В совете старейшин, этой мрачной компании бородатых мужчин, у него нет друзей. Когда он входит в зал заседаний, они внезапно умолкают, и юноше всегда кажется, что против него готовится заговор. Да так это наверняка и есть. Потом, после приветственных ритуалов, они начинают обсуждать дела и, хотя жаждут одобрения своих слов, на него поглядывают с едва скрываемыми презрением и неприязнью. Порой у молодого султана возникает ощущение — увы, все чаще, — что сквозящая в этих мимолетных взглядах недоброжелательность имеет почти материальную природу, сродни острию ножа, юноше кажется, что на самом деле им вовсе не требуется его «да» или «нет», они просто хотят проверить, вправе ли он все еще занимать это привилегированное место в центре зала, сумеет ли на сей раз пробормотать хоть что-нибудь.
Чего они ждут от него? У султана нет сил вслушиваться в их возбужденные возгласы, следить за логикой их рассуждений. Он больше рассматривает красивый шафрановый тюрбан одного из старейшин (кажется, это министр запасов пресной воды), замечает, как плохо выглядит другой — нездоровая бледность его лица, окаймленного большой окладистой седой бородой, просто-таки бросается в глаза. Он явно болен и скоро умрет.

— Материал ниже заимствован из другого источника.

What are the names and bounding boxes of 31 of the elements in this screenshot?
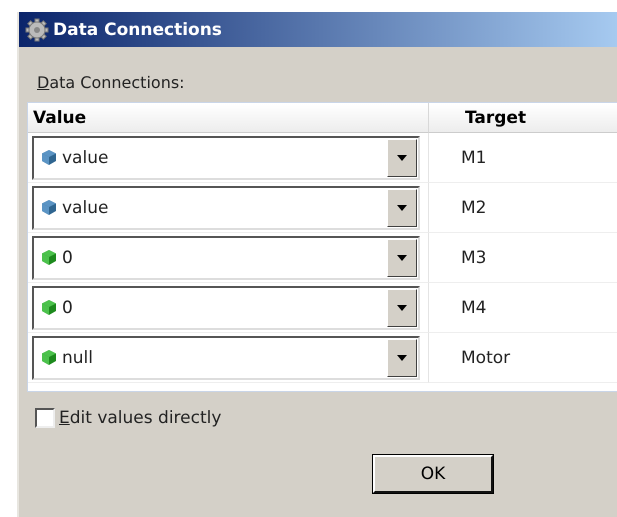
cube-icon <box>42 150 56 165</box>
value-dropdown[interactable]: 0 <box>32 236 420 280</box>
table-cell-text: M1 <box>460 148 486 168</box>
checkbox-label: Edit values directly <box>59 408 222 428</box>
caret-icon <box>397 254 407 260</box>
caret-icon <box>397 204 407 210</box>
dropdown-button[interactable] <box>387 188 417 226</box>
section-label: Data Connections: <box>37 73 186 92</box>
table-cell-text: M3 <box>460 248 486 268</box>
dropdown-button[interactable] <box>387 138 417 176</box>
table-cell-text: M2 <box>460 198 486 218</box>
window-title: Data Connections <box>53 20 222 40</box>
value-dropdown[interactable]: 0 <box>32 286 420 330</box>
column-header[interactable]: Value <box>28 103 429 133</box>
value-dropdown[interactable]: null <box>32 336 420 380</box>
cube-icon <box>42 250 56 265</box>
cube-icon <box>42 350 56 365</box>
dropdown-button[interactable] <box>387 338 417 376</box>
dropdown-button[interactable] <box>387 288 417 326</box>
table-cell-text: Motor <box>460 348 510 368</box>
checkbox[interactable] <box>35 408 55 428</box>
cube-icon <box>42 300 56 315</box>
dropdown-button[interactable] <box>387 238 417 276</box>
value-dropdown[interactable]: value <box>32 136 420 180</box>
value-dropdown[interactable]: value <box>32 186 420 230</box>
cube-icon <box>42 200 56 215</box>
caret-icon <box>397 304 407 310</box>
table-cell-text: M4 <box>460 298 486 318</box>
caret-icon <box>397 154 407 160</box>
caret-icon <box>397 354 407 360</box>
ok-button[interactable]: OK <box>373 455 493 493</box>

«Умереть» — при этом слове на молодого владыку накатывает волна глубокого отвращения, зря он об этом подумал: теперь рот наполняется слюной, а горло сжимает спазм — ложная противоположность оргазма. Надо бежать отсюда.
Более того, он уже решил, как будет действовать, но с матерью своим планом не делится.
Однако та сама приходит поздним вечером, прежде чем попасть к султану, даже ей полагается предстать перед евнухами Гогом и Магогом, двумя верными стражниками цвета черного дерева. Мать появляется в тот момент, когда сын наслаждается обществом своих маленьких друзей, усаживается на красивую расшитую подушку у него в ногах, встряхивает звонкими браслетами. При каждом движении от матери исходит пряная волна благовоний, которыми умащивают ее старое тело. Мать говорит, что все знает и поможет ему подготовить побег, если сын пообещает взять ее с собой. Иначе она обречена на верную смерть, неужели он не понимает?
— В пустыне у нас есть преданные родственники, они не откажут нам в помощи. Я уже послала гонца с весточкой. Там мы переждем самые трудные времена, а потом, переодевшись и забрав свои драгоценности и золото, двинемся на запад, к портам, и убежим отсюда навсегда. Осядем в Европе, но не слишком далеко, так, чтобы в ясную погоду видеть африканский берег. Я еще стану развлекать твоих детей, сынок, — говорит мать, причем если в возможность бегства она действительно верит, то в игры с внуками — уж точно нет.
Что ему остается — поглаживая шелковистые детские головки, сын соглашается.
Однако улей не знает тайн, вести гексагонально[43] расходятся по пчелиным сотам — через трубы, уборные, коридоры и дворики. Их рассеивает теплый воздух, поднимающийся из чугунных тазов, в которых жгут древесный уголь, чтобы как-то перетерпеть зимние холода (ветер, прилетающий с гор, из глубины материка, бывает столь морозен, что моча в майоликовых ночных горшках покрывается ледяной коркой). Слухи разносятся по покоям наложниц, и все, даже те, что обитают на верхних этажах, — без пяти минут ангелы — принимаются паковать свой немудреный скарб. Перешептываются, заранее делят между собой места в караване.
В последующие дни во дворце наблюдается оживление: давно уже здесь не было так шумно. Поэтому наш владыка удивляется, отчего Шафрановый Тюрбан и Седая Борода ничего не замечают.
Владыка полагает, что они глупее, чем он считал.